The Ontario Court of Appeal, in Stephan, held that the phrase “rescind the settlement” in subsection 9.1(4) of the Settlement Regulation does not require as a prior obligation repayment of any funds received by an insured under a purported settlement. However, the insurer is still entitled to the money paid under the settlement. This is because when the insured delivers the written notice under subsection 9.1(4), the settlement is rescinded and the insured at that moment becomes indebted to the insurer for any money received under that settlement.
Thus “there is no duty of contemporaneity imposed on [the insured] and the repayment of the settlement money is not a condition precedent to an insured’s entitlement to pursue claims for statutory accident benefits under the Insurance Act.” The Court of Appeal noted that it may be that after a determination by an arbitrator of his rights, the insurer will owe the insured more than it had previously paid; on the other hand, the insured may be found to be entitled to less.
The Court of Appeal held that those eventualities have nothing to do with whether the insured is entitled to exercise his right to set aside the settlement in circumstances where, in violation of the statutory duty, his rights were not explained to him.

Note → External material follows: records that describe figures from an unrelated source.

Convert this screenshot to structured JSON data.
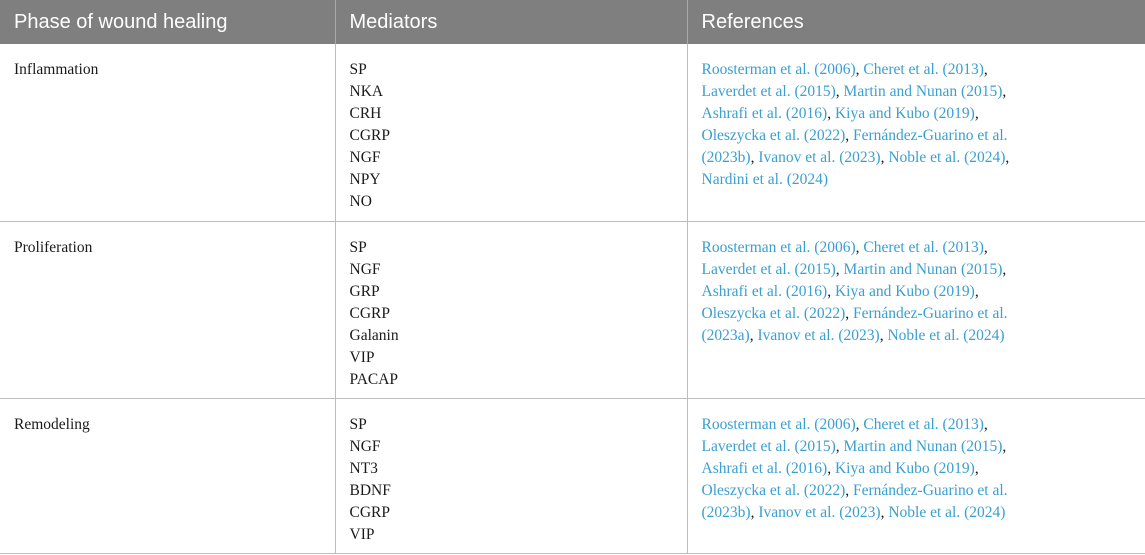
{
  "headers": {
    "phase": "Phase of wound healing",
    "mediators": "Mediators",
    "references": "References"
  },
  "rows": [
    {
      "phase": "Inflammation",
      "mediators": [
        "SP",
        "NKA",
        "CRH",
        "CGRP",
        "NGF",
        "NPY",
        "NO"
      ],
      "reference_lines": [
        [
          "Roosterman et al. (2006)",
          ", ",
          "Cheret et al. (2013)",
          ","
        ],
        [
          "Laverdet et al. (2015)",
          ", ",
          "Martin and Nunan (2015)",
          ","
        ],
        [
          "Ashrafi et al. (2016)",
          ", ",
          "Kiya and Kubo (2019)",
          ","
        ],
        [
          "Oleszycka et al. (2022)",
          ", ",
          "Fernández-Guarino et al."
        ],
        [
          "(2023b)",
          ", ",
          "Ivanov et al. (2023)",
          ", ",
          "Noble et al. (2024)",
          ","
        ],
        [
          "Nardini et al. (2024)"
        ]
      ]
    },
    {
      "phase": "Proliferation",
      "mediators": [
        "SP",
        "NGF",
        "GRP",
        "CGRP",
        "Galanin",
        "VIP",
        "PACAP"
      ],
      "reference_lines": [
        [
          "Roosterman et al. (2006)",
          ", ",
          "Cheret et al. (2013)",
          ","
        ],
        [
          "Laverdet et al. (2015)",
          ", ",
          "Martin and Nunan (2015)",
          ","
        ],
        [
          "Ashrafi et al. (2016)",
          ", ",
          "Kiya and Kubo (2019)",
          ","
        ],
        [
          "Oleszycka et al. (2022)",
          ", ",
          "Fernández-Guarino et al."
        ],
        [
          "(2023a)",
          ", ",
          "Ivanov et al. (2023)",
          ", ",
          "Noble et al. (2024)"
        ]
      ]
    },
    {
      "phase": "Remodeling",
      "mediators": [
        "SP",
        "NGF",
        "NT3",
        "BDNF",
        "CGRP",
        "VIP"
      ],
      "reference_lines": [
        [
          "Roosterman et al. (2006)",
          ", ",
          "Cheret et al. (2013)",
          ","
        ],
        [
          "Laverdet et al. (2015)",
          ", ",
          "Martin and Nunan (2015)",
          ","
        ],
        [
          "Ashrafi et al. (2016)",
          ", ",
          "Kiya and Kubo (2019)",
          ","
        ],
        [
          "Oleszycka et al. (2022)",
          ", ",
          "Fernández-Guarino et al."
        ],
        [
          "(2023b)",
          ", ",
          "Ivanov et al. (2023)",
          ", ",
          "Noble et al. (2024)"
        ]
      ]
    }
  ]
}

Nor do they have anything to do with the insurer's right immediately to enforce the debt the insured person now owes.
The November 15, 2000 Response to an Application for Arbitration states, at paragraph 14, that “in the event that the insured is not found to be bound by the Settlement and Release, the insurer will require all funds previously paid to the insured pursuant to the settlement be immediately returned to the insurer.”
I am not persuaded that this is a misstatement of Stephan. I am not persuaded that the Respondent setting out its rights to repayment, if the Appellant was found not to be bound by the settlement, amounted to duress. Although the Appellant argued there was other documentation from the Respondent requiring repayment as a prerequisite to rescission, such evidence was not produced. The Arbitrator was not persuaded that the Appellant was credible. I am not persuaded that the Appellant has set out a basis upon which to set aside the Arbitrator’s decision that the Appellant was precluded, on the basis of his prior withdrawal from arbitration in 2001, from proceeding to arbitration approximately a decade later.

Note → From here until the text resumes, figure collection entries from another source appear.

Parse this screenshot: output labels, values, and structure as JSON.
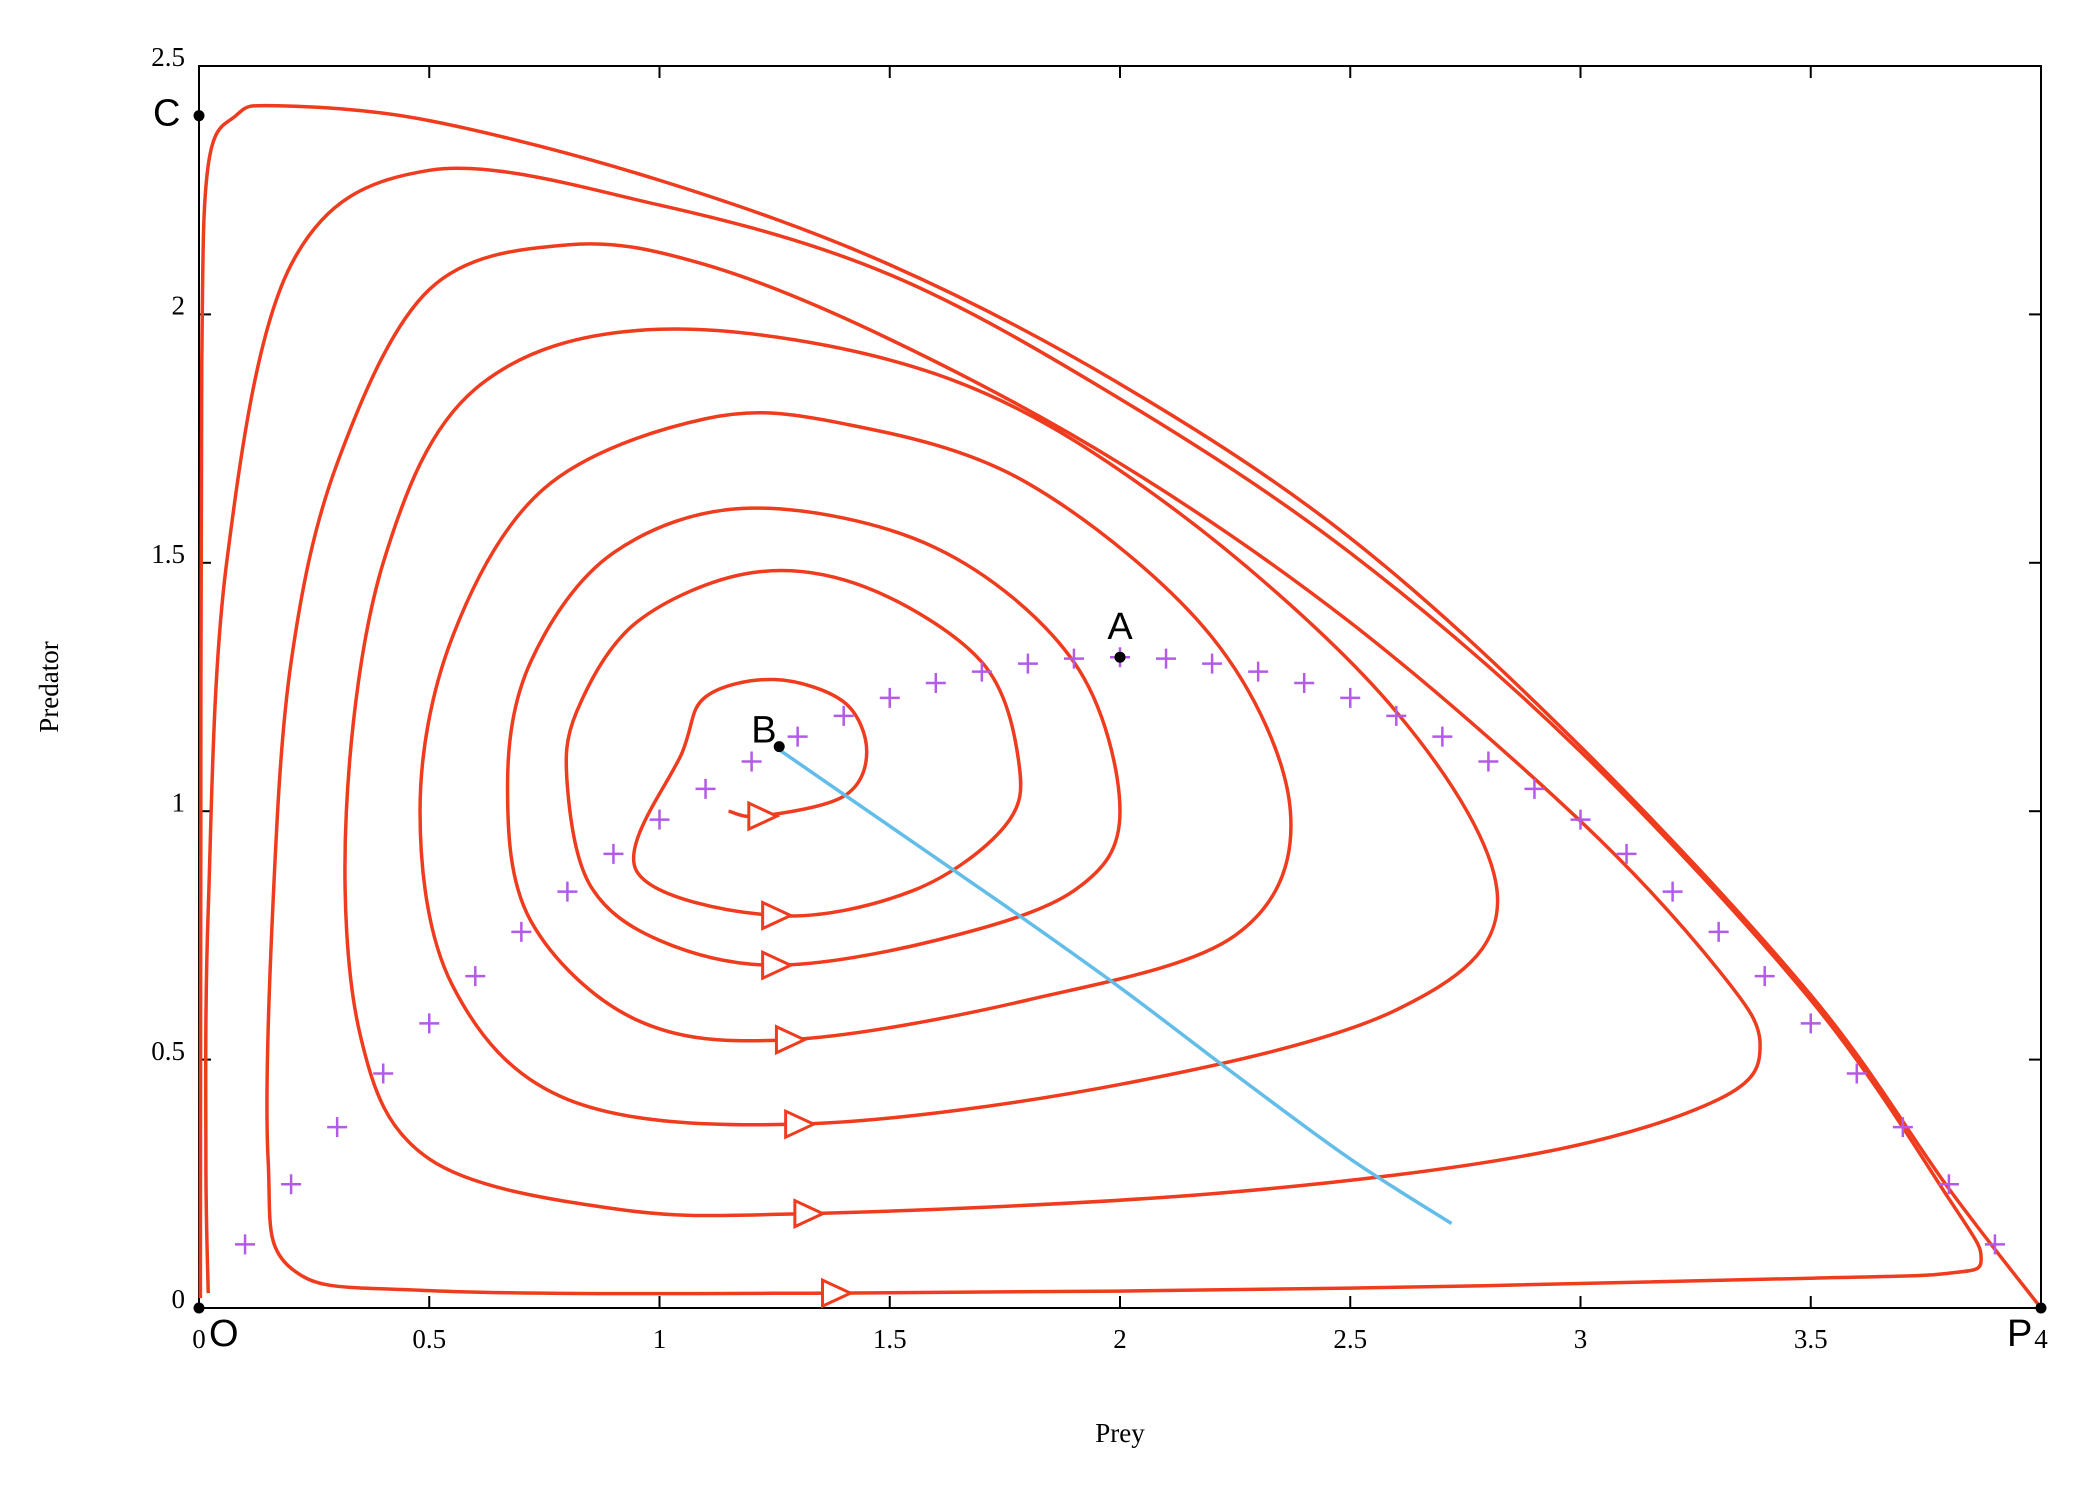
{
  "chart_data": {
    "type": "line",
    "xlabel": "Prey",
    "ylabel": "Predator",
    "xlim": [
      0,
      4
    ],
    "ylim": [
      0,
      2.5
    ],
    "xticks": [
      0,
      0.5,
      1,
      1.5,
      2,
      2.5,
      3,
      3.5,
      4
    ],
    "yticks": [
      0,
      0.5,
      1,
      1.5,
      2,
      2.5
    ],
    "series": [
      {
        "color": "#f03c1e",
        "arrows": true,
        "x": [
          1.15,
          1.22,
          1.4,
          1.45,
          1.4,
          1.25,
          1.1,
          1.05,
          0.95,
          1.25,
          1.55,
          1.75,
          1.78,
          1.7,
          1.45,
          1.2,
          0.95,
          0.82,
          0.8,
          0.85,
          1.0,
          1.25,
          1.6,
          1.9,
          2.0,
          1.9,
          1.6,
          1.2,
          0.9,
          0.72,
          0.67,
          0.72,
          0.95,
          1.28,
          1.8,
          2.25,
          2.37,
          2.2,
          1.8,
          1.4,
          1.1,
          0.75,
          0.55,
          0.48,
          0.55,
          0.8,
          1.3,
          2.0,
          2.6,
          2.82,
          2.6,
          2.1,
          1.6,
          1.0,
          0.6,
          0.4,
          0.32,
          0.35,
          0.5,
          0.9,
          1.32,
          2.2,
          2.9,
          3.3,
          3.39,
          3.3,
          3.0,
          2.5,
          2.0,
          1.5,
          1.1,
          0.8,
          0.5,
          0.3,
          0.2,
          0.16,
          0.15,
          0.2,
          0.5,
          1.38,
          2.5,
          3.5,
          3.8,
          3.87,
          3.8,
          3.5,
          3.0,
          2.5,
          2.0,
          1.5,
          1.0,
          0.5,
          0.2,
          0.06,
          0.02,
          0.015,
          0.02
        ],
        "values": [
          1.0,
          0.99,
          1.03,
          1.12,
          1.22,
          1.265,
          1.23,
          1.12,
          0.88,
          0.79,
          0.84,
          0.97,
          1.1,
          1.3,
          1.45,
          1.48,
          1.38,
          1.2,
          1.05,
          0.85,
          0.74,
          0.69,
          0.74,
          0.84,
          1.0,
          1.3,
          1.53,
          1.61,
          1.52,
          1.3,
          1.05,
          0.78,
          0.58,
          0.54,
          0.62,
          0.75,
          1.0,
          1.35,
          1.66,
          1.78,
          1.79,
          1.65,
          1.35,
          1.0,
          0.65,
          0.42,
          0.37,
          0.45,
          0.6,
          0.82,
          1.2,
          1.62,
          1.88,
          1.97,
          1.85,
          1.5,
          1.0,
          0.55,
          0.3,
          0.2,
          0.19,
          0.23,
          0.31,
          0.42,
          0.53,
          0.68,
          0.98,
          1.38,
          1.7,
          1.95,
          2.1,
          2.14,
          2.05,
          1.7,
          1.3,
          0.8,
          0.3,
          0.08,
          0.035,
          0.03,
          0.04,
          0.06,
          0.07,
          0.1,
          0.22,
          0.62,
          1.12,
          1.52,
          1.83,
          2.08,
          2.22,
          2.29,
          2.1,
          1.5,
          0.8,
          0.3,
          0.03
        ]
      },
      {
        "color": "#f03c1e",
        "x": [
          0.003,
          0.004,
          0.006,
          0.02,
          0.08,
          0.17,
          0.5,
          1.0,
          1.5,
          2.0,
          2.5,
          3.0,
          3.5,
          3.8,
          4.0
        ],
        "values": [
          0.02,
          1.0,
          1.9,
          2.3,
          2.4,
          2.42,
          2.39,
          2.27,
          2.1,
          1.86,
          1.55,
          1.13,
          0.63,
          0.24,
          0
        ]
      },
      {
        "color": "#b35ae8",
        "marker": "+",
        "x": [
          0.1,
          0.2,
          0.3,
          0.4,
          0.5,
          0.6,
          0.7,
          0.8,
          0.9,
          1.0,
          1.1,
          1.2,
          1.3,
          1.4,
          1.5,
          1.6,
          1.7,
          1.8,
          1.9,
          2.0,
          2.1,
          2.2,
          2.3,
          2.4,
          2.5,
          2.6,
          2.7,
          2.8,
          2.9,
          3.0,
          3.1,
          3.2,
          3.3,
          3.4,
          3.5,
          3.6,
          3.7,
          3.8,
          3.9
        ],
        "values": [
          0.128,
          0.249,
          0.364,
          0.472,
          0.573,
          0.668,
          0.757,
          0.838,
          0.914,
          0.983,
          1.045,
          1.1,
          1.15,
          1.192,
          1.228,
          1.258,
          1.281,
          1.297,
          1.307,
          1.31,
          1.307,
          1.297,
          1.281,
          1.258,
          1.228,
          1.192,
          1.15,
          1.1,
          1.045,
          0.983,
          0.914,
          0.838,
          0.757,
          0.668,
          0.573,
          0.472,
          0.364,
          0.249,
          0.128
        ]
      },
      {
        "color": "#62bde9",
        "x": [
          1.25,
          1.5,
          1.75,
          2.0,
          2.25,
          2.5,
          2.72
        ],
        "values": [
          1.13,
          0.97,
          0.81,
          0.645,
          0.47,
          0.3,
          0.17
        ]
      }
    ],
    "annotations": [
      {
        "label": "O",
        "x": 0,
        "y": 0
      },
      {
        "label": "P",
        "x": 4,
        "y": 0
      },
      {
        "label": "A",
        "x": 2,
        "y": 1.31
      },
      {
        "label": "B",
        "x": 1.26,
        "y": 1.13
      },
      {
        "label": "C",
        "x": 0,
        "y": 2.4
      }
    ]
  }
}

As noted, Stephan provides that if a settlement is rescinded, the insurer can seek repayment of settlement funds. If the Respondent pursued such action, it could be argued that would materially change the respective prejudice to the parties, as the Appellant has been precluded from proceeding to arbitration. Rule 61 of the Code provides that either party may apply to vary or revoke an arbitration or appeal order if there has been a material change in the insured’s circumstances.
Turning to the Arbitrator’s January 12, 2012 legal expense award, the parties did not specifically address this aspect of the appeal in oral submissions. I think that it is appropriate to allow brief further submissions in this regard, to be arranged by the Appeals Administrator.
V. EXPENSES
If the parties are unable to agree on the legal expenses of this appeal, pursuant to Rule 79.1 of the Code, an expense hearing shall be requested within thirty days of the date of this decision.
July 19, 2012
Lawrence Blackman Director’s Delegate
Date
Footnotes
- The Statutory Accident Benefits Schedule — Accidents after December 31, 1993 and before November 1, 1996, Ontario Regulation 776/93, as amended.